Today the Information and Privacy Commissioner for British Columbia rejected an argument for the province to share more COVID-19 data with Indigenous governments.
Issued by Michael McEvoy, who heads the independent body which protects the public’s information and privacy rights, the decision highlights the failure of the province to honour government-to-government cooperation with First Nations, says a coalition that launched the request in mid-September.
“We are angry and disappointed by today’s ruling, which will continue to allow the Ministry of Health to withhold the life-saving information we have been requesting since the CVOID-19 pandemic began,” reads a statement from the Nuu-chah-nulth Tribal Council, Tsilhqot’in National Government and Heiltsuk Nation. “The situation is more urgent than ever given the exponential jump in infections, hospitalisations and deaths that are occurring to Indigenous peoples.”

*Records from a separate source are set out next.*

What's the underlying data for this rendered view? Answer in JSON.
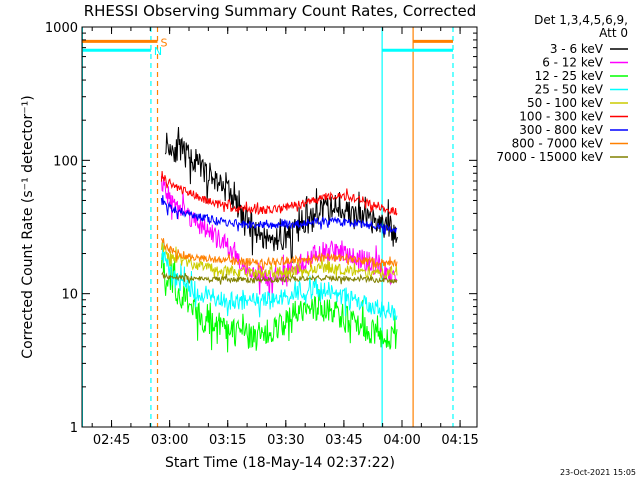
{
  "chart_data": {
    "type": "line",
    "title": "RHESSI Observing Summary Count Rates, Corrected",
    "xlabel": "Start Time (18-May-14 02:37:22)",
    "ylabel": "Corrected Count Rate (s⁻¹ detector⁻¹)",
    "yscale": "log",
    "ylim": [
      1,
      1000
    ],
    "xlim_minutes_after_start": [
      0,
      102
    ],
    "x_ticks": [
      {
        "label": "02:45",
        "minutes": 7.63
      },
      {
        "label": "03:00",
        "minutes": 22.63
      },
      {
        "label": "03:15",
        "minutes": 37.63
      },
      {
        "label": "03:30",
        "minutes": 52.63
      },
      {
        "label": "03:45",
        "minutes": 67.63
      },
      {
        "label": "04:00",
        "minutes": 82.63
      },
      {
        "label": "04:15",
        "minutes": 97.63
      }
    ],
    "y_ticks": [
      {
        "label": "1",
        "value": 1
      },
      {
        "label": "10",
        "value": 10
      },
      {
        "label": "100",
        "value": 100
      },
      {
        "label": "1000",
        "value": 1000
      }
    ],
    "legend_header": [
      "Det 1,3,4,5,6,9,",
      "Att 0"
    ],
    "legend_position": "right",
    "series": [
      {
        "name": "3 - 6 keV",
        "color": "#000000",
        "noise": 0.1,
        "x": [
          21.5,
          23,
          26,
          29,
          32,
          35,
          38,
          41,
          44,
          47,
          50,
          53,
          56,
          59,
          62,
          65,
          68,
          71,
          74,
          77,
          80,
          81.5
        ],
        "y": [
          140,
          125,
          115,
          100,
          80,
          70,
          58,
          40,
          32,
          26,
          25,
          27,
          30,
          35,
          42,
          45,
          42,
          38,
          35,
          33,
          31,
          28
        ]
      },
      {
        "name": "6 - 12 keV",
        "color": "#ff00ff",
        "noise": 0.08,
        "x": [
          20.5,
          22,
          25,
          28,
          31,
          34,
          37,
          40,
          43,
          46,
          49,
          52,
          55,
          58,
          61,
          64,
          67,
          70,
          73,
          76,
          79,
          81.5
        ],
        "y": [
          70,
          55,
          45,
          38,
          32,
          27,
          23,
          19,
          15.5,
          14,
          13,
          14,
          16,
          18,
          20,
          21,
          20,
          19,
          18,
          16,
          14,
          13
        ]
      },
      {
        "name": "12 - 25 keV",
        "color": "#00ff00",
        "noise": 0.1,
        "x": [
          20.5,
          22,
          25,
          28,
          31,
          34,
          37,
          40,
          43,
          46,
          49,
          52,
          55,
          58,
          61,
          64,
          67,
          70,
          73,
          76,
          79,
          81.5
        ],
        "y": [
          18,
          13,
          10,
          8,
          6.5,
          6,
          5.5,
          5,
          4.8,
          4.9,
          5.2,
          6,
          7,
          7.8,
          8,
          7.5,
          6.8,
          6,
          5.5,
          5,
          4.8,
          4.6
        ]
      },
      {
        "name": "25 - 50 keV",
        "color": "#00ffff",
        "noise": 0.07,
        "x": [
          20.5,
          22,
          25,
          28,
          31,
          34,
          37,
          40,
          43,
          46,
          49,
          52,
          55,
          58,
          61,
          64,
          67,
          70,
          73,
          76,
          79,
          81.5
        ],
        "y": [
          20,
          16,
          12.5,
          11,
          10,
          9.5,
          9,
          8.7,
          8.6,
          8.7,
          8.9,
          9.3,
          10,
          10.5,
          10.7,
          10.4,
          9.8,
          9,
          8.3,
          7.8,
          7.5,
          7.3
        ]
      },
      {
        "name": "50 - 100 keV",
        "color": "#cccc00",
        "noise": 0.04,
        "x": [
          20.5,
          22,
          25,
          28,
          31,
          34,
          37,
          40,
          43,
          46,
          49,
          52,
          55,
          58,
          61,
          64,
          67,
          70,
          73,
          76,
          79,
          81.5
        ],
        "y": [
          24,
          20,
          18,
          17,
          16,
          15.5,
          15,
          14.5,
          14.3,
          14.3,
          14.4,
          14.6,
          15,
          15.4,
          15.6,
          15.5,
          15.2,
          14.8,
          14.5,
          14.2,
          14,
          13.8
        ]
      },
      {
        "name": "100 - 300 keV",
        "color": "#ff0000",
        "noise": 0.03,
        "x": [
          20.5,
          22,
          25,
          28,
          31,
          34,
          37,
          40,
          43,
          46,
          49,
          52,
          55,
          58,
          61,
          64,
          67,
          70,
          73,
          76,
          79,
          81.5
        ],
        "y": [
          80,
          70,
          62,
          56,
          52,
          48,
          45,
          43,
          42,
          42,
          43,
          44,
          46,
          48,
          51,
          53,
          54,
          52,
          49,
          46,
          43,
          41
        ]
      },
      {
        "name": "300 - 800 keV",
        "color": "#0000ff",
        "noise": 0.03,
        "x": [
          20.5,
          22,
          25,
          28,
          31,
          34,
          37,
          40,
          43,
          46,
          49,
          52,
          55,
          58,
          61,
          64,
          67,
          70,
          73,
          76,
          79,
          81.5
        ],
        "y": [
          50,
          45,
          42,
          39,
          37,
          35.5,
          34.5,
          33.5,
          33,
          32.8,
          32.6,
          32.8,
          33.3,
          34,
          34.7,
          35,
          34.7,
          34,
          33,
          32,
          31,
          30
        ]
      },
      {
        "name": "800 - 7000 keV",
        "color": "#ff8000",
        "noise": 0.03,
        "x": [
          20.5,
          22,
          25,
          28,
          31,
          34,
          37,
          40,
          43,
          46,
          49,
          52,
          55,
          58,
          61,
          64,
          67,
          70,
          73,
          76,
          79,
          81.5
        ],
        "y": [
          26,
          22,
          20,
          19,
          18.5,
          18,
          17.7,
          17.4,
          17.3,
          17.3,
          17.4,
          17.6,
          17.9,
          18.2,
          18.5,
          18.6,
          18.4,
          18,
          17.6,
          17.2,
          16.9,
          16.6
        ]
      },
      {
        "name": "7000 - 15000 keV",
        "color": "#808000",
        "noise": 0.02,
        "x": [
          20.5,
          22,
          25,
          28,
          31,
          34,
          37,
          40,
          43,
          46,
          49,
          52,
          55,
          58,
          61,
          64,
          67,
          70,
          73,
          76,
          79,
          81.5
        ],
        "y": [
          14,
          13.5,
          13.2,
          13,
          12.9,
          12.8,
          12.8,
          12.7,
          12.7,
          12.7,
          12.7,
          12.8,
          12.9,
          13,
          13.1,
          13.1,
          13,
          12.9,
          12.8,
          12.7,
          12.6,
          12.5
        ]
      }
    ],
    "flags": [
      {
        "label": "S",
        "color": "#ff8000",
        "value": 780,
        "segments": [
          [
            -1,
            19.5
          ],
          [
            85.5,
            95.8
          ]
        ]
      },
      {
        "label": "N",
        "color": "#00ffff",
        "value": 670,
        "segments": [
          [
            -1,
            17.8
          ],
          [
            77.5,
            95.8
          ]
        ]
      }
    ],
    "vlines": [
      {
        "minutes": 0.1,
        "color": "#00ffff",
        "style": "solid"
      },
      {
        "minutes": 17.8,
        "color": "#00ffff",
        "style": "dashed"
      },
      {
        "minutes": 19.5,
        "color": "#ff8000",
        "style": "dashed"
      },
      {
        "minutes": 77.5,
        "color": "#00ffff",
        "style": "solid"
      },
      {
        "minutes": 85.5,
        "color": "#ff8000",
        "style": "solid"
      },
      {
        "minutes": 95.8,
        "color": "#00ffff",
        "style": "dashed"
      }
    ]
  },
  "footer_timestamp": "23-Oct-2021 15:05"
}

McEvoy’s Dec. 17 decision serves as a setback in an ongoing battle for First Nations to take a larger role in controlling coronavirus infection in their communities. The coalition has asked for information on the location of cases near their villages, whether the infected people have travelled to First Nation communities within the previous 14 days and the name of a person with COVID-19 if they are a member of one of the nations.

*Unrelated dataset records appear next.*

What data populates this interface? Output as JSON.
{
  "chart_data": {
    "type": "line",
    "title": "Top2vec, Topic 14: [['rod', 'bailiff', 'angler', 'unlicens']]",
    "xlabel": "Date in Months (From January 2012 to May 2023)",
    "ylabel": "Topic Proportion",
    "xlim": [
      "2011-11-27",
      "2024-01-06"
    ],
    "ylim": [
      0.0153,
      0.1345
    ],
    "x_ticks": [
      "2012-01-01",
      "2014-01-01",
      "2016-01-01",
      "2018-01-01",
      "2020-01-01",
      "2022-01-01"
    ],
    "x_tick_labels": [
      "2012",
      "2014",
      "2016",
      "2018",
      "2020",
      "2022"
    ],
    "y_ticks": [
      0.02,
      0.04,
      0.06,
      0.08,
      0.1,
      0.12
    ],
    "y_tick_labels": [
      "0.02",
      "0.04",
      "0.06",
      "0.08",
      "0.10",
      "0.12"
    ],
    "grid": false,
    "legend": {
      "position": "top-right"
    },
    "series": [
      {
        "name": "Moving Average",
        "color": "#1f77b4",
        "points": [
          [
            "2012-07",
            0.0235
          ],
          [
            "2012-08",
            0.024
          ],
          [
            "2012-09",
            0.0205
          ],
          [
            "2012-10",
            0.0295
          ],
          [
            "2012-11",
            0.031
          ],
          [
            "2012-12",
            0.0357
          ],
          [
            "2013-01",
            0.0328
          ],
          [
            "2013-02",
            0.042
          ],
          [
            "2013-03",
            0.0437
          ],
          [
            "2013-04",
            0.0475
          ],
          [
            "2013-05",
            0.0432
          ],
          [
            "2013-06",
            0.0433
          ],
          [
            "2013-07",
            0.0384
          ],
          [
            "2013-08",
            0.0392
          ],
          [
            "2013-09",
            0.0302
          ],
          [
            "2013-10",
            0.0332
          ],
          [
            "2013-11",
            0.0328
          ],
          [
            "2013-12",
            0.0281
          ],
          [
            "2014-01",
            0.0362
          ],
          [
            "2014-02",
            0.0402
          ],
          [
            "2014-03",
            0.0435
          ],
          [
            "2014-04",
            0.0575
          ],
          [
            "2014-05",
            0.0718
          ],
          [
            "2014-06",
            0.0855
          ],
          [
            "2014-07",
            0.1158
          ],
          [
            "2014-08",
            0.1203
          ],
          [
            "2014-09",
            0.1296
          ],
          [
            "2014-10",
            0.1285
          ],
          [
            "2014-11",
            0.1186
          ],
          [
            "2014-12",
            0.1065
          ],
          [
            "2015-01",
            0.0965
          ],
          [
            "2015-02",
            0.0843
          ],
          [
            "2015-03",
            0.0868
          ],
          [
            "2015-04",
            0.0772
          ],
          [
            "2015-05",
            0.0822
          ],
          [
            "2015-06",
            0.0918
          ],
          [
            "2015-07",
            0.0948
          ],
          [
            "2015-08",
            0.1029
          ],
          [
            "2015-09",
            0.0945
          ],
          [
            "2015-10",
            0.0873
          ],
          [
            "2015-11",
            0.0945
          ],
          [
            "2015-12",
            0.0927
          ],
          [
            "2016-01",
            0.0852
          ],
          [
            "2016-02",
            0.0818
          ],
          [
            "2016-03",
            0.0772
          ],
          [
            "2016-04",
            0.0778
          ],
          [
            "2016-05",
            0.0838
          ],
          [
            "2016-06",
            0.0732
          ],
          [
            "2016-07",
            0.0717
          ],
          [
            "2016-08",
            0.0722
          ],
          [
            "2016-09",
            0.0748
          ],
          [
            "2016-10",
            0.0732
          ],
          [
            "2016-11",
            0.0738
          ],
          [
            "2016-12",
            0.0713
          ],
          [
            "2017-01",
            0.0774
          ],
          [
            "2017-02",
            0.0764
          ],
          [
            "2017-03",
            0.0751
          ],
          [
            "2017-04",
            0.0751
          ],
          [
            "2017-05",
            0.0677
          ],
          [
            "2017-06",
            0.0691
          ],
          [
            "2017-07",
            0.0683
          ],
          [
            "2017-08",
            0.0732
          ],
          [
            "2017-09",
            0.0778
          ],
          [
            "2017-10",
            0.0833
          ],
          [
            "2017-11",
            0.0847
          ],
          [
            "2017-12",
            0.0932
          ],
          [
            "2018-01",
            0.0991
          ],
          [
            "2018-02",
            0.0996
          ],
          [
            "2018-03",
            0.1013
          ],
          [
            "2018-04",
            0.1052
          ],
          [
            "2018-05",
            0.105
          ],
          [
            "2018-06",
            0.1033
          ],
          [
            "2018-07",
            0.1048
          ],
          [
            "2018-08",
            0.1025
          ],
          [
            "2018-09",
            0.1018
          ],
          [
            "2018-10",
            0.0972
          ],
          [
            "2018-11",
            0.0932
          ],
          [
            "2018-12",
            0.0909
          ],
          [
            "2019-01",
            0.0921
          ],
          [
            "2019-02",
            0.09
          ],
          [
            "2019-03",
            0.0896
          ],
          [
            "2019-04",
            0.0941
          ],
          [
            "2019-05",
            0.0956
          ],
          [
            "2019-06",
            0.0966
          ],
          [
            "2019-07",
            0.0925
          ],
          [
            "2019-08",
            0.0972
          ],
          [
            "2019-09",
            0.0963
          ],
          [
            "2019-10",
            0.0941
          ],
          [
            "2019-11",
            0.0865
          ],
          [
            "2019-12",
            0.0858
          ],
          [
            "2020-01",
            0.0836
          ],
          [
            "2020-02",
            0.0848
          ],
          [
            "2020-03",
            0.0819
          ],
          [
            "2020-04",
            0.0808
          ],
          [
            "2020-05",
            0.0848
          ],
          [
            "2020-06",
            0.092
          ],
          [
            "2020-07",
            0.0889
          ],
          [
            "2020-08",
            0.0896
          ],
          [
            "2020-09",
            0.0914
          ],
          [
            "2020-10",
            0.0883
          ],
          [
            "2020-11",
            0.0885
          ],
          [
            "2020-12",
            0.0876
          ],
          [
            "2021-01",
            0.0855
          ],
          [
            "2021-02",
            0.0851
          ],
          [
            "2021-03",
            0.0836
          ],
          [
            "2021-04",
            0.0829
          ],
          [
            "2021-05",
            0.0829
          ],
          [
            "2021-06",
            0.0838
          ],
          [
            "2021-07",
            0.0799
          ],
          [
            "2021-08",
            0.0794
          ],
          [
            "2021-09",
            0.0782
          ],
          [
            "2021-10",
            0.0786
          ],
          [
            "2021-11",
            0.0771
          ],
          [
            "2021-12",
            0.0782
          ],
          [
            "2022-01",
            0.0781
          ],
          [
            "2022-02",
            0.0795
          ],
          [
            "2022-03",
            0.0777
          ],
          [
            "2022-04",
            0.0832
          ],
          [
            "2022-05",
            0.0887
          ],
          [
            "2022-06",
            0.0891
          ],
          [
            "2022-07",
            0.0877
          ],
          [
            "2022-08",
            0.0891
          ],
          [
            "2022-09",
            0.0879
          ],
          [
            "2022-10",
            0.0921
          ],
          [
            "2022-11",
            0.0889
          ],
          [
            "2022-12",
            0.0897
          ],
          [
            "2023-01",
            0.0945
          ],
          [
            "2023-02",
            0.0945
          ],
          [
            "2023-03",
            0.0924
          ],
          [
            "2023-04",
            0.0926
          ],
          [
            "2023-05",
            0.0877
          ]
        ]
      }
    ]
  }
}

Disclosure of a member’s identify is necessary for effective contact tracing within First Nations, argues the coalition. For several months the NTC has pushed to have two local contact tracers for each of its 14 member nations, but the B.C. Ministry of Health has yet to give over this much control, said Judith Sayers, the tribal council’s president.

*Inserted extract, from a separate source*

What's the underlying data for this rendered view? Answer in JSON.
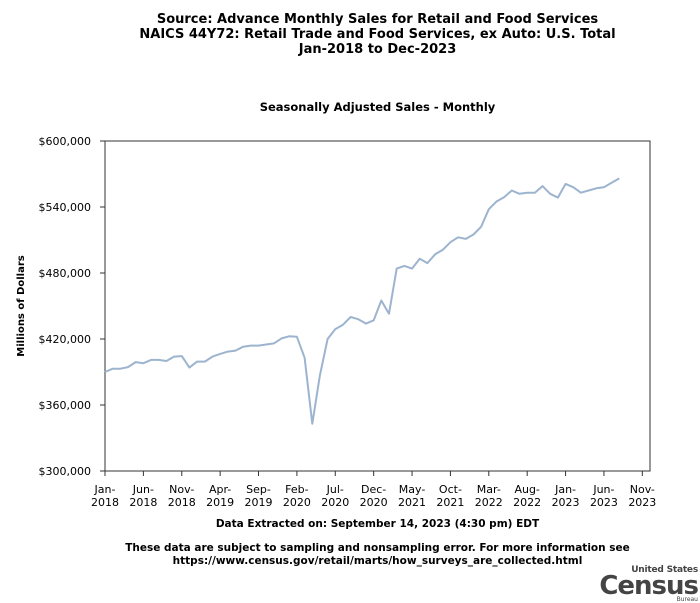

“We wanted to take over jurisdiction when [confirmed cases] came into the community,” she said, “because we know everybody, but we’re not getting that kind of cooperation necessarily.”
Sayers admitted she was surprised that the commissioner didn’t support the request to share more specific COVID data with the First Nations. In its argument the coalition cited Section 25 of B.C.’s Freedom of Information and Protection of Privacy Act, which requires a public body to, “without delay, disclose to the public, to an affected group of people or to an applicant…information about a risk of significant harm to the environment or to the health or safety of the public or a group of people.”
In his decision McEvoy determined that the Ministry of Health’s responsibility under the Public Health Act does not override FIPPA, but that “sufficient information is already available on COVID-19 cases to enable the public, and the complainant governments, to take steps to avoid or mitigate the risks connected with COVID-19.”
The Ministry of Health regularly announces case counts for each health region, with information separated into Island Health’s mid, central and north areas, but this isn’t enough for First Nations to better protect their citizens, stressed Sayers.
“As a government, we have to make these decisions,” she said. “We can’t make the decisions we need to without having all of the information that the B.C. government has and won’t share with us.”
The pandemic’s second wave of has affected remote Nuu-chah-nulth communities from Anacla to Ehatis, with the latest cluster announced in the Huu-ay-aht community on Wednesday (Dec. 16).
“The family affected is in quarantine and doing well,” stated the Huu-ay-aht First Nations regarding the small group infected in Anacla.
The coalition has used a recent report on discrimination in the health care system to back its argument, which shows that First Nations were infected with COVID-19 at a rate 80 per cent higher than the rest of B.C.’s population.
“Indigenous governments are not recognized as full partners in the response, and proper data sharing, information systems and system governance does not promote routine collaborative work with Indigenous peoples’ governments and representatives,” states the report from investigator Mary Ellen Turpel-Lafond.
In the ministry’s defence, Provincial Health Officer Bonnie Henry argued that identifying individuals and communities risks them being “stigmatized because of perceptions that they are disease carriers,” thereby dissuading others from reporting their infection, summarized the commissioner’s decision.
Henry cited when this occurred to Hutterite colonies in Manitoba, which prompted the prairie province’s chief health officer to stop releasing community-level COVID reports.
But by keeping this information within the ministry, the provincial government is steering away from the obligation to recognise First Nations’ right to self determination, whish is set forth in the Declaration of the Right of Indigenous People’s Act, said Sayers.
“My greatest fear is the increase in our communities and our ability to handle it,” she said. “Why do we even try to use these colonial systems that don’t work? They never have and they never will.”